Da die fußballspezifische Belastung permanent azyklisch ist (traben, sprinten, abstoppen, aufstehen etc.), fällt Schrey die Aufgabe der Periodisierung zu. Er unterscheidet in Vorbereitungs- und Wettkampfphasen. Mittels GPS-Daten kann er die athletische Leistungsfähigkeit des Einzelnen ermitteln und beurteilen. Schrey muss die Belastungen planen, steuern, überwachen, auswerten und steht dazu nicht nur im Austausch mit Tuchel, sondern auch den Teamärzten und Therapeuten.

Powerfußball braucht Powerernährung

So werden die Spieler systematisch und kontinuierlich über das gesamte Jahr athletisch betreut. Das Training wird ständig individuell angepasst, um langfristig ein höheres Leistungsniveau zu erreichen. Essentiell ist dabei die enge Abstimmung mit den fußballerischen Trainingsinhalten des Chefcoachs - sowohl individuell betrachtet, als auch was die Steuerung des gesamten Teams angeht.

Heutzutage würde bloße Ausdauer, also viel laufen zu können, auch nicht mehr ausreichen, um das oberste Level zu erreichen. In den letzten 30 Jahren hat sich die Gesamtlaufleistung im Fußball nämlich nur unwesentlich erhöht, die explosiven, dynamischen Läufe in Hochgeschwindigkeit dagegen verdoppelten sich nahezu.

Um diesen Ansprüchen zu genügen, muss auch außerhalb des Trainingszentrums professionell gearbeitet werden. Ohne sportlergerechte Ernährung und Regeneration würden alle Bemühungen nie fruchten.

"Powerfußball braucht Powerernährung", sagt Schrey. Ballaststoffreiche Vollkornprodukte, Hochleistungsgetreidesorten statt Weißbrot, Verzicht auf Industriezucker - für die Dortmunder Profis zu Saisonbeginn eine gehörige Veränderung. "Ich halte mich nun eben auch privat intensiv an die neuen Vorgaben. Das ist mitunter auch nicht immer einfach, gerade am Anfang", verriet Marcel Schmelzer im SPOX-Interview.

"Vielleicht kann man Erfolg nicht planen..."

Ziel ist es, durch einen sinnvollen Kalorienmix aus Kohlenhydraten, Eiweiß und Fetten wie beispielsweise langkettigen Omega-3-Fettsäuren die Bausteine Fitness, Regeneration und Verletzungsprophylaxe zu erhöhen.

Dabei ist Regeneration nicht gleichbedeutend mit ausruhen oder nichts tun, sondern geht aktiv vonstatten - wenn man das Thema Schlaf einmal ausklammert.

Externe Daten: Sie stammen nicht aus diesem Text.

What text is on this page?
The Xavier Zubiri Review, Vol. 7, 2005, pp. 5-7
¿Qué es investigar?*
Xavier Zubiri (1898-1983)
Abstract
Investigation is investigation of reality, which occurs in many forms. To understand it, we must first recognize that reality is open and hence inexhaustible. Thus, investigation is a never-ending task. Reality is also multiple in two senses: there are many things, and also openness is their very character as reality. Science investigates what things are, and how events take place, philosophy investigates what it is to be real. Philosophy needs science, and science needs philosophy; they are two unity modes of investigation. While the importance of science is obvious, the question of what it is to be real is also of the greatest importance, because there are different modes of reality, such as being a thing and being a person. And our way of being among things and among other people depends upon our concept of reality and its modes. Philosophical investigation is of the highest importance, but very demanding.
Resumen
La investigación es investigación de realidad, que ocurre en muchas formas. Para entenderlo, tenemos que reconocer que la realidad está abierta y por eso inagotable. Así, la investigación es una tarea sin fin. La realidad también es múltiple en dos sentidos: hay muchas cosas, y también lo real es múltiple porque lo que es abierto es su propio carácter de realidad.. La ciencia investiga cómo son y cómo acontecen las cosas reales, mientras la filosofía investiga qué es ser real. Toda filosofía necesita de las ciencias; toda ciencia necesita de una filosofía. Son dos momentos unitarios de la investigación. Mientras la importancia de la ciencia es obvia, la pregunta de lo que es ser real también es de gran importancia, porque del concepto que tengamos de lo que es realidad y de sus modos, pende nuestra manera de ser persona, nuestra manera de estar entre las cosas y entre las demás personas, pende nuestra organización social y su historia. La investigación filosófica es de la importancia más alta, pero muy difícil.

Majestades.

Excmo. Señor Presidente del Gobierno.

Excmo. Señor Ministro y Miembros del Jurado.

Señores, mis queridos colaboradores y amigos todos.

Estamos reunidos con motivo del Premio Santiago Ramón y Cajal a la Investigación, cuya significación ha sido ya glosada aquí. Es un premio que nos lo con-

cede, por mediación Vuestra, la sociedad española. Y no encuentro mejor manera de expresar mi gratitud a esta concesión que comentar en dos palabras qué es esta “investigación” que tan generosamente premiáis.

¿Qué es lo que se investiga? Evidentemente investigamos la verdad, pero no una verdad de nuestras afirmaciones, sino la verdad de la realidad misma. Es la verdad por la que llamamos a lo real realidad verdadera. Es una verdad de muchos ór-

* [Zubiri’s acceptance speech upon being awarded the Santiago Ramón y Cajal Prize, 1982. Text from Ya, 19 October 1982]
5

Unmittelbar nach Spielschluss sieht man Schrey noch im Stadion das Auslaufen der Ersatz- und Einwechselspieler anleiten. Anschließend geht es in die Eistonne oder zur Massage. Während dieser wichtigen ersten Stunde nach der Belastung werden zudem noch bestimmte isotonische (Elektrolyt-)Getränke gereicht, damit sich die geleerten Speicher der Muskeln wieder auffüllen können.

Als Schrey 2010 in Hoffenheim aufhörte, legte er ein Jahr Pause ein, schrieb währenddessen das Buch "Die perfekte Fußballschule: Athletik & Ernährung" und hospitierte bei Vereinen in Deutschland, England oder Portugal.

Schrey, der auch Mitglied der "Expertenkommission Fitness" des DFB war und sich selbst als Quälgeist bezeichnet, hat einen Leitspruch. "Vielleicht kann man Erfolg nicht planen - Leistung aber ganz bestimmt!", lautet dieser. Blickt man auf die bislang so erfolgreiche Saison von Borussia Dortmund, ist beides eingetroffen.